Four Years of UK Rights Assistance to Bahrain for What Result? Only More Torture

If the next Government only cares to sell arms and build trade links with Bahrain, let them at least have the courage to admit that they don't really care for human rights. And if the next Government has the humanity to care, let them show it by actually engaging - publicly - for the respect of human rights there.

"Many guys were badly beaten. I was beaten on the head and lost consciousness and woke up by being beaten more. By the time you reached the courtyard you couldn't feel your body." I was interviewing a former inmate of Bahrain's Jau Prison, the largest long-stay male prison in the country. With a capacity of 1208 inmates, it is over-capacity with over 2600 inmates living in horrible conditions. Without enough beds, prisoners sleep on the corridor floors. The toilets and showers are in filthy condition.

When on 10 March rumours spread among the inmates that a police officer had assaulted a female visitor, they finally snapped and rioted. The police met them with disproportionate force. It took only a few hours to subdue the riot, but the police then spent a month humiliating and torturing inmates as punishment. The conclusion: that systematic torture and ill-treatment is practiced on an unprecedented scale in the prison.

I know what it is like to live through this abuse. I was in Jau in 2011 - police arrested me after I spoke to Al Jazeera English about the violence facing protesters. Officers routinely beat me in Jau: slapping and punching me in the face, kicking me in the chest while I was handcuffed, and slamming my head against the wall while other officials looked on and laughed. I was crammed in a 4x3m cell with five other men, sleeping in dirty beds. The smell of human waste saturated the air.

My inspirational leader Nabeel Rajab wrote about the March riot last month about what had happened. On Twitter, he called on the government to hold torturers accountable for what they had done. He talked to ex-inmates, recently released, and gathered their testimony. Then he was arrested for insulting a statutory body. The message is clear: do not speak the truth in Bahrain.

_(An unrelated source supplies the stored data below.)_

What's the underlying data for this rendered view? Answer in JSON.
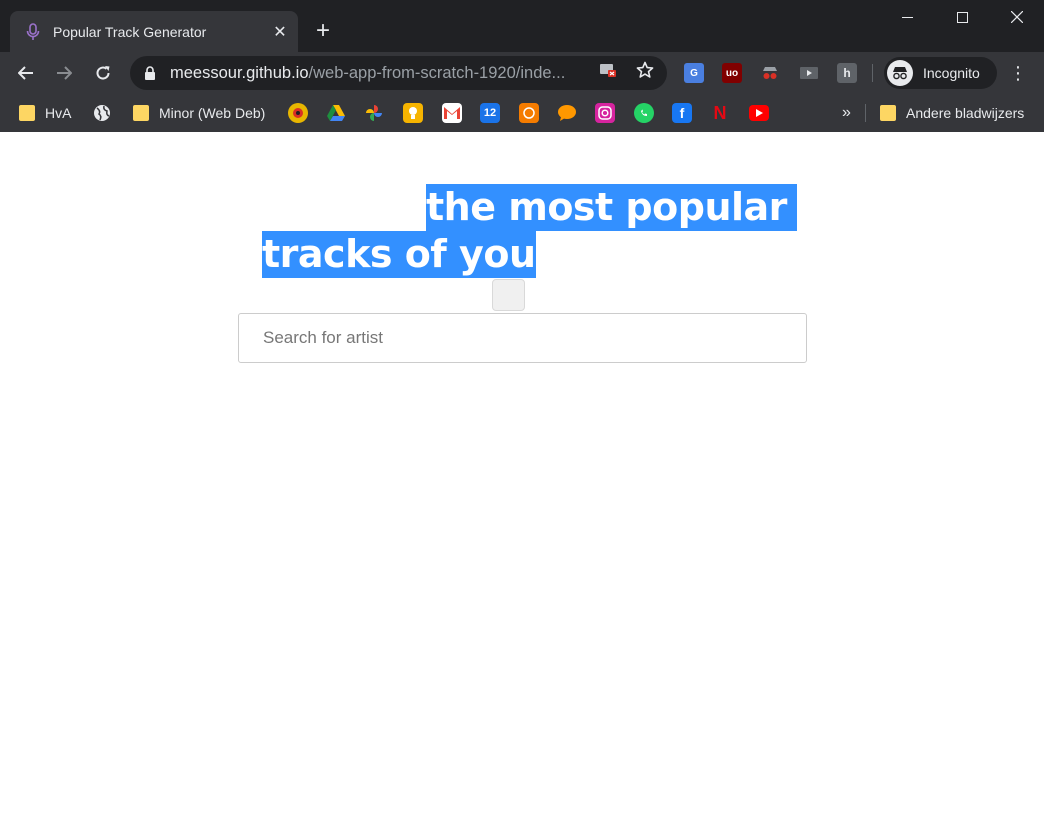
{
  "browser": {
    "tab": {
      "title": "Popular Track Generator",
      "close_glyph": "✕"
    },
    "new_tab_glyph": "+",
    "address": {
      "host": "meessour.github.io",
      "path": "/web-app-from-scratch-1920/inde..."
    },
    "incognito_label": "Incognito",
    "bookmarks": [
      {
        "label": "HvA",
        "icon": "folder-icon"
      },
      {
        "label": "",
        "icon": "globe-icon"
      },
      {
        "label": "Minor (Web Deb)",
        "icon": "folder-icon"
      }
    ],
    "more_bookmarks_glyph": "»",
    "other_bookmarks_label": "Andere bladwijzers"
  },
  "page": {
    "heading_line1": "the most popular",
    "heading_line2": "tracks of you",
    "search_placeholder": "Search for artist"
  },
  "colors": {
    "selection": "#3390ff",
    "chrome_dark": "#202124",
    "chrome_toolbar": "#35363a"
  }
}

The United Kingdom has been a lame and unobservant ally to Bahrain in all this. The Foreign Office spent £1.5million on a reform assistance package to Bahrain in 2014, which included human rights training to the police. For what good? British tax payer money has been spent on cosmetic 'reform' which has provided victims of torture in Bahrain absolutely nothing. Police still regularly torture prisoners.

Election fever can't be to blame for the UK's inattentiveness, because the Foreign Office has had the chance to raise the issue of torture and failed reform since the campaigns started. Foreign Secretary Philip Hammond made a weekend trip to Bahrain and met with the Crown Prince there, a visit he did not make public but which Bahrain did. Did he raise concerns over a terrible human rights record just two weeks before the General Election? Probably not.

What is happening in Jau Prison reflects what is happening outside. The prison is over-capacity because any political activity, human rights work or expression of opinion can be treated as a criminal offence. Does this speak to a country which has moved on significantly since 2011, when thousands protested on the streets even as police fired upon them?

This is important to the UK. Britain is building a new naval base there - construction is expected to start later this year. Britain has significant economic ties to Bahrain. And the current government has sold £76million in arms to Bahrain. The next government of the UK will inherit this new naval base and this failing 'human rights' policy which has only wasted the British tax payer's money.

When I met Mr Hammond earlier this week, he told me, "If we disengage and start shouting, we will have zero influence." Yet who can say that quiet diplomacy has worked?

If the next Government only cares to sell arms and build trade links with Bahrain, let them at least have the courage to admit that they don't really care for human rights. And if the next Government has the humanity to care, let them show it by actually engaging - publicly - for the respect of human rights there. Let them call for Nabeel's release, let them criticise the crimes against humanity committed in Jau, let them be a positive influence upon the countries they call allies.